Computer History MuseumSemiconductor History

1958 - Kilby demonstrates a “Solid Circuit”

Jack Kilby produces a microcircuit with both active and passive components fabricated from semiconductor material.

Jack Kilby with his lab notebook open at his first solid circuit drawing
Courtesy of: Texas Instruments, Inc.

As electronic systems grew more complex, engineers sought simpler ways to interconnect the thousands of transistors used to implement them. Government agencies funded micro-module and multi-chip hybrid circuit projects in search of a solution to this “tyranny of numbers.” In 1952, Geoffrey W.A. Dummer of the Royal Radar Establishment, England proposed, "With the advent of the transistor (and the work in semiconductors in general), it seems now possible to envisage electronic equipment in a solid block.” In 1953 Harwick Johnson filed a patent for a single-chip phase shift oscillator and worked with Torkel Wallmark on an “integrated semiconductor device” concept announced by RCA in 1958. Yasuro Taru of Japan's MITI filed a patent in 1957 that disclosed junction and FET transistors on one chip. Bell Labs designed a device configured as a telephone stepper. While achieving various degrees of integration, none of these ideas yielded a general-purpose solution to the overall system interconnection problem.

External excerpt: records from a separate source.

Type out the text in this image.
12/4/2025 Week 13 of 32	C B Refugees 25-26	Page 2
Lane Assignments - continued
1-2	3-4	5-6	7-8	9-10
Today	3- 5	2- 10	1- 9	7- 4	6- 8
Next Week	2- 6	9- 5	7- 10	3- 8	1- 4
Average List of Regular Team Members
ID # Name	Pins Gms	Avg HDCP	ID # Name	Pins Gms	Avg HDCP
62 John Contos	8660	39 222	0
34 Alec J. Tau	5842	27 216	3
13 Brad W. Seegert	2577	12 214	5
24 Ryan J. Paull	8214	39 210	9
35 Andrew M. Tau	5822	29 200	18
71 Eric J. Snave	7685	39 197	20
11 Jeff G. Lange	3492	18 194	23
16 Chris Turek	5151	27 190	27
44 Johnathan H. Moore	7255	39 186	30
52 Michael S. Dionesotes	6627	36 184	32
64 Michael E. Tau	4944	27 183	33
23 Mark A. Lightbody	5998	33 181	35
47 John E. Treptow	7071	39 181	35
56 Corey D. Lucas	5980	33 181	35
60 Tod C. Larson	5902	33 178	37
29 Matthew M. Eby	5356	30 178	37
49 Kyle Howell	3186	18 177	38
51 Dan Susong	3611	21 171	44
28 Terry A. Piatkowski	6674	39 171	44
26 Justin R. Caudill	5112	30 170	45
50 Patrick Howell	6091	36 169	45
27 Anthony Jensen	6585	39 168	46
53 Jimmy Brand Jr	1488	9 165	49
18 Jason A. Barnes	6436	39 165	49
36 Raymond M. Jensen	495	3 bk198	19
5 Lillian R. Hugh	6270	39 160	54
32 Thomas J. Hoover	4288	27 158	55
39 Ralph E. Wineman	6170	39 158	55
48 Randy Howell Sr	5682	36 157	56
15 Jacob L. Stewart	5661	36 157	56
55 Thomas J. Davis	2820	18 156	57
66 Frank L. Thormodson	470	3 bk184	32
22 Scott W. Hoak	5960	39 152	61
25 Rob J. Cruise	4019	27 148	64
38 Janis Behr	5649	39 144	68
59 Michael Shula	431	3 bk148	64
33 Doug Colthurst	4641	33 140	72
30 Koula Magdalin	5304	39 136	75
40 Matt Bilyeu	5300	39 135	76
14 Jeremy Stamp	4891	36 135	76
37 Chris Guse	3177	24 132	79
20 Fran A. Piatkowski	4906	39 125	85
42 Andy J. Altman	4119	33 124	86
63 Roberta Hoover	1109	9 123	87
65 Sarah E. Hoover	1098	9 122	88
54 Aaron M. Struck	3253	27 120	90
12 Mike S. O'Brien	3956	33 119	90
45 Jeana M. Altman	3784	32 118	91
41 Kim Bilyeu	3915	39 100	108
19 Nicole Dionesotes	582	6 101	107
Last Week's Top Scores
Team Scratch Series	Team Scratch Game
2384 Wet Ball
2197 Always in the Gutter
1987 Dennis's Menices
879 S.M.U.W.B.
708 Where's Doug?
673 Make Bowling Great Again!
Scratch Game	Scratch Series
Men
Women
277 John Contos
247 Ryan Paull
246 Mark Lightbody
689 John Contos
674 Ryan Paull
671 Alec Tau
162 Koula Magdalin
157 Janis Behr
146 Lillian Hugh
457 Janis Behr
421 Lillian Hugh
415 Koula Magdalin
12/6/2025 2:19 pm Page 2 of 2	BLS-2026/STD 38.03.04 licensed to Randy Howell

On September 12, 1958, Jack Kilby of Texas Instruments built a circuit using germanium mesa p-n-p transistor slices he had etched to form transistor, capacitor, and resistor regions. Using fine gold “flying-wires” he connected them together to demonstrate an oscillator function. One week later he produced an amplifier. T.I. announced Kilby's “solid circuit” concept in March 1959 and introduced its first commercial devices, including the Type 502 Binary Flip-Flop priced at $450 each, in March 1960. However the flying-wire interconnections were not a practical production solution nor did they address the tyranny of numbers issue. With the Series 51 DCTL family in October 1961 they were replaced with Noyce’s deposited metal monolithic approach (1959 Milestone).


Original Documents

Dummer G.W.A. “Progress in Quality Electronic Components,” Proceedings IRE, Washington, DC, (May 5-7, 1952) p. 45.

Johnson, H. “Semiconductor Phase Shift Oscillator and Device” U. S. Patent 2816228 (Filed May 21, 1953. Issued December 10, 1957).

Wallmark, J. T. “Integrated Electronic Devices: New Approach to Microminiaturization,” Aviation Age Research and Development Technical Handbook 1958-1959 (New York: Conover-Mast 1958).

Kilby J. S., “Miniaturized Electronic Circuits” U. S. Patent 3138743 (Filed February 6, 1959. Issued June 23, 1964).

More Information

Dummer, G. W. A. and Granville, J. W. Miniature and Microminiature Electronics (New York: John Wiley and Sons, 1961) pp. 263-300.

Kilby, J. S. “Invention of the integrated circuit,” IEEE Transactions in Electron Devices, Vol. ED-23, No. 7 (July 1976) pp. 648-654.

Kilby, Jack S. “Origins of the Integrated Circuit,” Proceedings of the Eighth International Symposium on Silicon Materials Science and Technology, Vol. 98-1, (1998) pp. 342– 349.

Kilby, Jack S. “The Integrated Circuit’s Early History,” Proceedings of the IEEE, Vol. 88, No. 1, (January, 2000) pp. 109 –111.

Kilby J. S., “Turning Potential into Reality: The Invention of the Integrated Circuit” Nobel Lecture December 8, 2000 Nobel Lectures, Physics 1996-2000, Editor Gösta Ekspong (Singapore: World Scientific Publishing Co., 2002).

Augarten, Stan. “The Microelectronic Revolution Begins,” State Of The Art: A Photographic History of the Integrated Circuit. (New Haven & New York: Ticknor and Fields, 1983) p. 6.

Riordan, M. & Hoddeson, L. Crystal Fire: The Birth of the Information Age. (New York: W. W. Norton, 1997) pp. 256-261.

Bassett, Ross Knox.To the Digital Age. (Baltimore: The Johns Hopkins University Press, 2002) pp. 38-39.

Saxena, Arjun N. “Monolithic Concept and the Inventions of Integrated Circuits by Kilby and Noyce” Technical Proceedings of the 2007 Nanotechnology Conference and Trade Show Vol. 3 (May 20-24, 2007) pp. 460-474.